Yesterday in church I was reminded of something that happened a while back. We were at church and during the Lord's Prayer we hold hands. At the end of the prayer I always give a little extra squeeze to the people I've been holding hands with. Sometimes I know these people. Sometimes I don't. On this particular Sunday I was holding Scott's hand on one side and an older gentleman on the other side. At the end of the prayer, the older man leaned close to me and said that it was nice to be back in church. It was nice to have a little bit of human contact again. He said thank you to me. I thanked him in return. I don't know this man. I don't know his name. I'm not sure of his story. Where had he been? Had he been ill?

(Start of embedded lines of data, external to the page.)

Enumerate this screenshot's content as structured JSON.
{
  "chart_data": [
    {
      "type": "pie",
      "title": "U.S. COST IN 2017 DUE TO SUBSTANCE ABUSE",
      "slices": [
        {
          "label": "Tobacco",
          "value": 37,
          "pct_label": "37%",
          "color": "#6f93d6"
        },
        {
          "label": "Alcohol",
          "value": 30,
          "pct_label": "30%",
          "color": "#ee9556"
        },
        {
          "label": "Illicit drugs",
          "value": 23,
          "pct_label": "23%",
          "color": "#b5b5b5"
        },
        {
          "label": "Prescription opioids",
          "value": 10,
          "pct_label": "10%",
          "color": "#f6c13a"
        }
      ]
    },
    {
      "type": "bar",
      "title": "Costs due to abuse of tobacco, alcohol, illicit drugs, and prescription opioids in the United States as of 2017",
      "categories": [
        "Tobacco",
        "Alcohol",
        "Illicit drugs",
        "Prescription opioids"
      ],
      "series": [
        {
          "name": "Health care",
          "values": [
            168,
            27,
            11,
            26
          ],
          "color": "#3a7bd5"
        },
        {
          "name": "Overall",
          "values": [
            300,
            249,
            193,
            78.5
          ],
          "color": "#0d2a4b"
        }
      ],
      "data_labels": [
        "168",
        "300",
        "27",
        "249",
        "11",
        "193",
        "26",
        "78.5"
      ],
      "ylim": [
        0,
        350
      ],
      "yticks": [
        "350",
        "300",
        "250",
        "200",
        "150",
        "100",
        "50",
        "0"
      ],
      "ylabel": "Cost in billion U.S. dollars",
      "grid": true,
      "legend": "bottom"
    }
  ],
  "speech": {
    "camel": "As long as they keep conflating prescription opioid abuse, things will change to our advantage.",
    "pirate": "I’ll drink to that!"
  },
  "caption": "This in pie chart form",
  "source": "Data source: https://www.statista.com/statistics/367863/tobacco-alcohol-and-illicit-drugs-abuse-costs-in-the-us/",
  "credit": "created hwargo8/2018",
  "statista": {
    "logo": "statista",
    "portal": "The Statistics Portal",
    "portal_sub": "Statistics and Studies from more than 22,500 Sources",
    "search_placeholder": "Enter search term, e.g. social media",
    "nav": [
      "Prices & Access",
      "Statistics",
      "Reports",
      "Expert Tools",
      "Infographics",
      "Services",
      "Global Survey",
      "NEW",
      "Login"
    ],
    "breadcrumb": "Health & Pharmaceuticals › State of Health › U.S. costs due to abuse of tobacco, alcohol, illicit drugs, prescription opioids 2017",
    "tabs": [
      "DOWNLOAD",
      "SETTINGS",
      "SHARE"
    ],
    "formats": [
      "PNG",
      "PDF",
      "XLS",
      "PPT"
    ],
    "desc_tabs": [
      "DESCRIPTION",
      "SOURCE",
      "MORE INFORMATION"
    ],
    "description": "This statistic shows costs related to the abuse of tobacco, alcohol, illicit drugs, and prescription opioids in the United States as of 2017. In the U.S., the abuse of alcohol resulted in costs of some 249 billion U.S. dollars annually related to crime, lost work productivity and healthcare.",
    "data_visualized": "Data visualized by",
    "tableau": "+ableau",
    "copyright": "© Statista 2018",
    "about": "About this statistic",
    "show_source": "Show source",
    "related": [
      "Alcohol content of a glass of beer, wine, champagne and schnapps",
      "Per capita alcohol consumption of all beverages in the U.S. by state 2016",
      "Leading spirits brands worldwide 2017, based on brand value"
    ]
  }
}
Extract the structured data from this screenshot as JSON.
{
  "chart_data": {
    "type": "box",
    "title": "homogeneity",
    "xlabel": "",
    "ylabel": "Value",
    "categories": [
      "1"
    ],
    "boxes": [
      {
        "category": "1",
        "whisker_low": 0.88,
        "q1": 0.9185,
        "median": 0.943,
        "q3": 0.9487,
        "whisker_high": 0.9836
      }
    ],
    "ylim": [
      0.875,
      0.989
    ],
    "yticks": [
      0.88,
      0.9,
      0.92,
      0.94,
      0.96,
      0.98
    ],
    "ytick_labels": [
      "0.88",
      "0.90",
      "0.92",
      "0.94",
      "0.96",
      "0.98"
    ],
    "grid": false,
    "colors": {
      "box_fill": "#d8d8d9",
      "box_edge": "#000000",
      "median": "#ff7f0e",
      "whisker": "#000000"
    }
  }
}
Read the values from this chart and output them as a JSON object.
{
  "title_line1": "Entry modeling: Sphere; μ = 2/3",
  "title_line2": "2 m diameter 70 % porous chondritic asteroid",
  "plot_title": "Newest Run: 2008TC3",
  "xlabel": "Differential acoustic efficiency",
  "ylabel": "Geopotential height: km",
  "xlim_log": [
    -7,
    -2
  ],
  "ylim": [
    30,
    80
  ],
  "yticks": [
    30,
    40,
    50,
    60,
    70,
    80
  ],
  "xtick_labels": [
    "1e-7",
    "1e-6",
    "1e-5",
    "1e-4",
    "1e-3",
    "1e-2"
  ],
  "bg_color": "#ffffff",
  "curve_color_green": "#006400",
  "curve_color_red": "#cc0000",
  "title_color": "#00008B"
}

Was he a snowbird and had spent his winter in Florida? I don't know. I do know that he had a need for human contact. A simple touch.
I come from a touchy family. Lots of hugs and kisses for everyone. We joke that we have the longest goodbyes ever in my family. Some may be uncomfortable in these situations. I know folks who are not comfortable with this kind of greeting or way of saying goodbye. This is ok. But after recalling the story I told about holding hands in church, I really got to thinking about the power of the human touch. I remembered studies that my class talked about in college. There was this study done relating to how much babies were and weren't touched and held in the first year of life. This study was conducted by testing orphans raised in third world countries. The people that were operating the orphanages were overwhelmed and unable to do much more than meet the basic needs of these babies. To hold them and to cuddle was out of the question. These babies had to be bathed and clothed and fed. Everything was done quickly and efficiently to the best of their abilities. There was no extra time for loving and cooing and cuddling. When a fortunate baby was adopted, they often didn't know how to react to sweet and loving attention. The newly adopted baby had to be taught how to accept love and touch. This study broke my heart then and does to this day.
I think we underestimate the power of touch. The small touch of receiving change from a store clerk. Shaking hands with a friend. Holding hands in church. The reassuring touch of a nurse or doctor. Even if only for a few seconds. This is the stuff we live for. It's simple. It's free and it's yours to give. A simple touch from you could mean the world to someone else.